Ultimately, the path of monetary policy is going to come down to the data, something Powell mentioned again today.

But inflation is easing.

This morning the PCE price index (the Fed’s preferred inflation indicator) was reported to have fallen 0.1% in July. Core PCE, which strips out more volatile food and energy prices, was also much lower than expected, rising just 0.1% in July. The Fed typically uses core PCE to gauge the future path of inflation.

This is good news, but Powell was clear that one month of improvement is not enough.

The chart below illustrates how pandemic-impacted categories like airline fares, hotel prices, etc. are now imposing a deflationary force on core inflation. This is a big reversal from what we’ve seen over the past year, when these categories were driving inflation much higher.

Going forward, we expect used and new vehicle prices to also impose a deflationary force on inflation. Furthermore, it appears that housing inflation may have peaked.

Which means there is a high probability that core inflation falls quite rapidly over the next few months.
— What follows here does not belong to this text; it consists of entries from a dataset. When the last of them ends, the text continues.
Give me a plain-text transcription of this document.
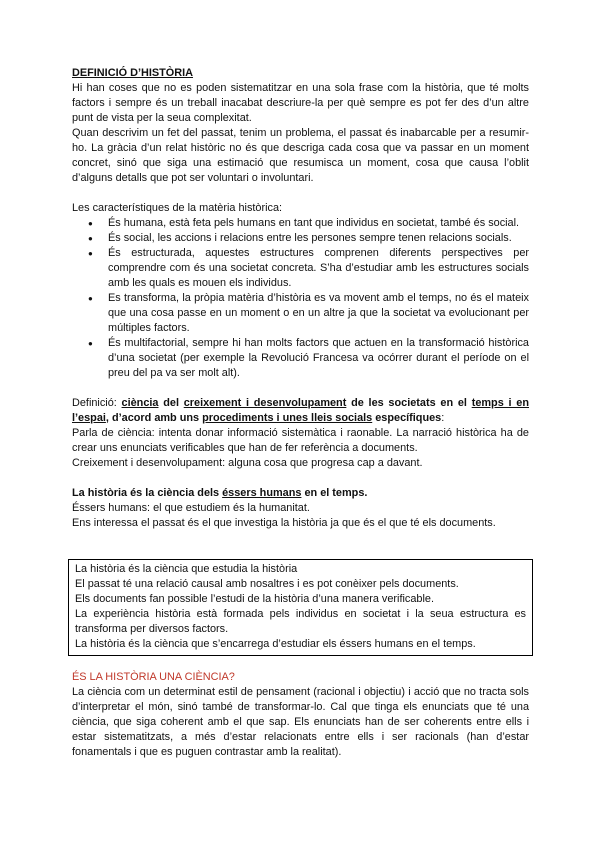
DEFINICIÓ D’HISTÒRIA

Hi han coses que no es poden sistematitzar en una sola frase com la història, que té molts factors i sempre és un treball inacabat descriure-la per què sempre es pot fer des d’un altre punt de vista per la seua complexitat.

Quan descrivim un fet del passat, tenim un problema, el passat és inabarcable per a resumir-ho. La gràcia d’un relat històric no és que descriga cada cosa que va passar en un moment concret, sinó que siga una estimació que resumisca un moment, cosa que causa l’oblit d’alguns detalls que pot ser voluntari o involuntari.

Les característiques de la matèria històrica:

● És humana, està feta pels humans en tant que individus en societat, també és social.
● És social, les accions i relacions entre les persones sempre tenen relacions socials.
● És estructurada, aquestes estructures comprenen diferents perspectives per comprendre com és una societat concreta. S’ha d’estudiar amb les estructures socials amb les quals es mouen els individus.
● Es transforma, la pròpia matèria d’història es va movent amb el temps, no és el mateix que una cosa passe en un moment o en un altre ja que la societat va evolucionant per múltiples factors.
● És multifactorial, sempre hi han molts factors que actuen en la transformació històrica d’una societat (per exemple la Revolució Francesa va ocórrer durant el període on el preu del pa va ser molt alt).

Definició: ciència del creixement i desenvolupament de les societats en el temps i en l’espai, d’acord amb uns procediments i unes lleis socials específiques:

Parla de ciència: intenta donar informació sistemàtica i raonable. La narració històrica ha de crear uns enunciats verificables que han de fer referència a documents.

Creixement i desenvolupament: alguna cosa que progresa cap a davant.

La història és la ciència dels éssers humans en el temps.

Éssers humans: el que estudiem és la humanitat.

Ens interessa el passat és el que investiga la història ja que és el que té els documents.

La història és la ciència que estudia la història

El passat té una relació causal amb nosaltres i es pot conèixer pels documents.

Els documents fan possible l’estudi de la història d’una manera verificable.

La experiència història està formada pels individus en societat i la seua estructura es transforma per diversos factors.

La història és la ciència que s’encarrega d’estudiar els éssers humans en el temps.

ÉS LA HISTÒRIA UNA CIÈNCIA?

La ciència com un determinat estil de pensament (racional i objectiu) i acció que no tracta sols d’interpretar el món, sinó també de transformar-lo. Cal que tinga els enunciats que té una ciència, que siga coherent amb el que sap. Els enunciats han de ser coherents entre ells i estar sistematitzats, a més d’estar relacionats entre ells i ser racionals (han d’estar fonamentals i que es puguen contrastar amb la realitat).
Hypothetically, if core inflation rises at a 0.2% monthly pace over the final five months of this year, the year-over-year change in core prices would drop to 3.5% by December – down from 4.6% in July.

This would still be above the Fed’s target of 2% inflation, but we are curious whether this will lead them to a lower terminal interest rate. Of course, this could go the other way too, especially if energy prices surge again.

What we know for sure is that right now the Fed is clearly biased towards being more hawkish. This is a big shift from last year’s dovish bias, but the persistence of inflation caught them offside because of that. They have had to be aggressive to catch up, and they surely don’t want to be on the wrong side of inflation again. Once bitten, twice shy.

However, at some point they will shift. Especially if inflation falls faster than expected.

How soon and at what level? Only time, and data, will tell.

Final takeaways

To summarize quite simply,

The Fed is very committed to getting inflation back to their target, and there is a long way to go.

With that;

  • The pace of interest rate hikes will eventually slow, which seems kind of obvious.
  • The level of rates will stay higher for longer, i.e. a pivot to pause as opposed to pivot to cuts.
  • Data dependency means markets will be parsing each data point for clues as to how high they will go and how long they’ll stay there.

So, we could see significant volatility ahead, as the data goes one way or the other.